When the plane table is set up at an unknown point, the table is not yet oriented (you do not know which way to rotate it) and the station is not yet plotted (you do not know where on the sheet you are). The two-point and three-point problems solve both issues together in one integrated procedure:
• Orientation is achieved when the table is correctly rotated so that plotted lines are parallel to ground lines.
• Resection is achieved when the station’s position is fixed on the sheet by the convergence of rays from known control points.
Neither can be done without the other at an unknown station — they are co-dependent.
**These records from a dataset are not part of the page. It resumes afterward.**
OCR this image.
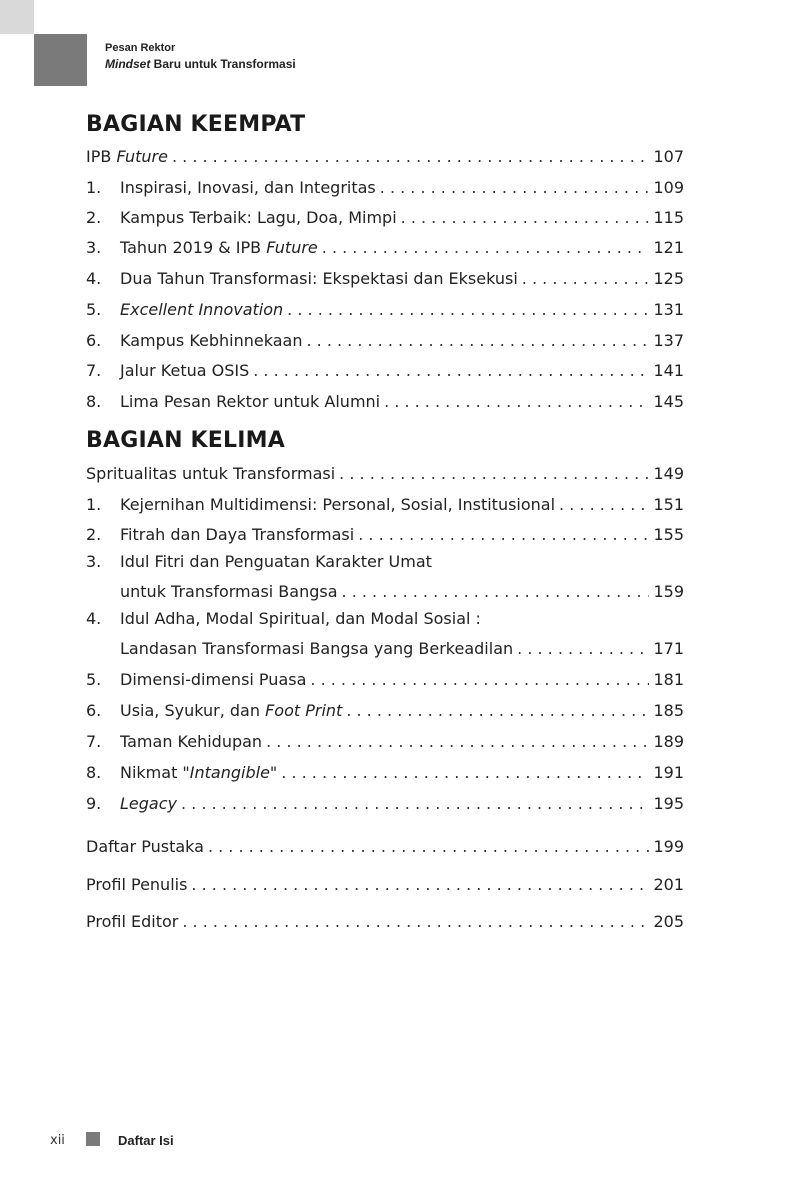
Pesan Rektor
Mindset Baru untuk Transformasi
BAGIAN KEEMPAT
IPB Future . . .	107
1.	Inspirasi, Inovasi, dan Integritas . . .	109
2.	Kampus Terbaik: Lagu, Doa, Mimpi . . .	115
3.	Tahun 2019 & IPB Future . . .	121
4.	Dua Tahun Transformasi: Ekspektasi dan Eksekusi . . .	125
5.	Excellent Innovation . . .	131
6.	Kampus Kebhinnekaan . . .	137
7.	Jalur Ketua OSIS . . .	141
8.	Lima Pesan Rektor untuk Alumni . . .	145
BAGIAN KELIMA
Spritualitas untuk Transformasi . . .	149
1.	Kejernihan Multidimensi: Personal, Sosial, Institusional . . .	151
2.	Fitrah dan Daya Transformasi . . .	155
3. Idul Fitri dan Penguatan Karakter Umat
untuk Transformasi Bangsa . . .	159
4. Idul Adha, Modal Spiritual, dan Modal Sosial :
Landasan Transformasi Bangsa yang Berkeadilan . . .	171
5.	Dimensi-dimensi Puasa . . .	181
6.	Usia, Syukur, dan Foot Print . . .	185
7.	Taman Kehidupan . . .	189
8.	Nikmat "Intangible" . . .	191
9.	Legacy . . .	195
Daftar Pustaka . . .	199
Profil Penulis . . .	201
Profil Editor . . .	205
xii	Daftar Isi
This is why the correct answer is “orientation and resection” together.
Two-Point vs Three-Point Problem
| Feature | Two-point problem | Three-point problem (Lehmann/Bessel) |
|---|---|---|
| Known plotted points used | 2 | 3 |
| Core technique | Auxiliary ray method + back-sight from auxiliary station | Trial-and-error using triangle of error (Lehmann) or tracing paper (Bessel) |
| Field effort | Must move to an auxiliary known station | All work from one station; no movement needed |
| Accuracy | Lower (fewer constraints) | Higher (three constraints + self-checking triangle) |
| Danger circle applies? | No | Yes — avoid placing instrument on great circle |
Why the Other Options Are Wrong
A — Resection only: Resection fixes the station position, but without correct orientation the resection rays are drawn in wrong directions and the fix is meaningless. Orientation must be achieved simultaneously. Saying “resection only” understates what these methods accomplish.
B — Orientation only: Similarly, orientation alone (rotating the table to the correct direction) does not fix the station’s position on the sheet. Both problems do more than just orient the table — they also fix the plotted position. Option B is equally incomplete.
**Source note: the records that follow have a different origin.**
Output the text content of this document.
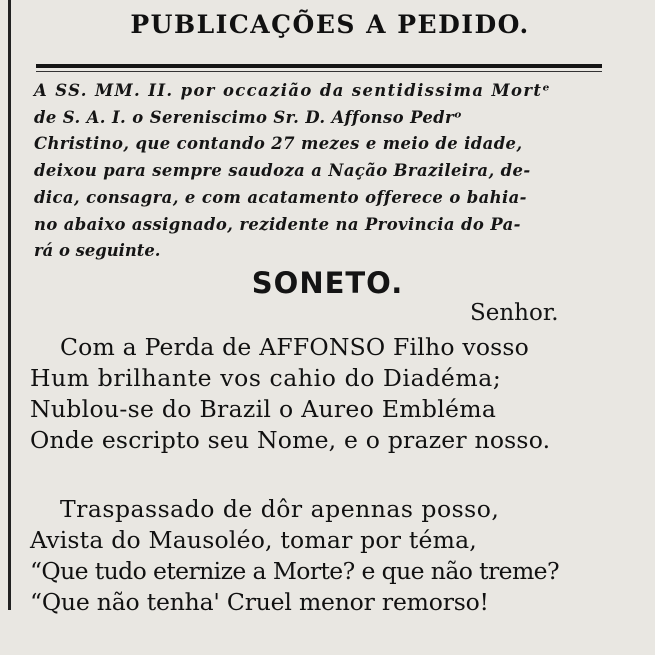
PUBLICAÇÕES A PEDIDO.
A SS. MM. II. por occazião da sentidissima Mortᵉ
de S. A. I. o Sereniscimo Sr. D. Affonso Pedrᵒ
Christino, que contando 27 mezes e meio de idade,
deixou para sempre saudoza a Nação Brazileira, de-
dica, consagra, e com acatamento offerece o bahia-
no abaixo assignado, rezidente na Provincia do Pa-
rá o seguinte.
SONETO.
Senhor.
Com a Perda de AFFONSO Filho vosso
Hum brilhante vos cahio do Diadéma;
Nublou-se do Brazil o Aureo Embléma
Onde escripto seu Nome, e o prazer nosso.
Traspassado de dôr apennas posso,
Avista do Mausoléo, tomar por téma,
“Que tudo eternize a Morte? e que não treme?
“Que não tenha' Cruel menor remorso!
D — None of these: Clearly incorrect; both problems are well-defined graphical surveying techniques that have been used in plane table practice for over a century.
Key Concepts for Students
- Remember the pairing: unknown station = orientation + resection together: Whenever the instrument is at an unknown position, both operations must be performed simultaneously. The two-point and three-point problems are the systematic procedures for doing exactly this — they are not just resection (finding position) or just orientation (rotating the table), but both at once.
- Three-point preferred in practice: The three-point problem uses one more known point, providing a cross-check via the triangle of error. This makes it the standard method for high-quality work. The two-point problem is used when only two control points are visible from the new station, requiring a visit to an auxiliary station as compensation for the missing third point.
- Exam tip — Option C vs Option A: This question commonly catches students who remember “resection” but forget that orientation is inseparable from it at an unknown station. Always select the complete answer (“orientation and resection”) rather than the partial one (“resection only”).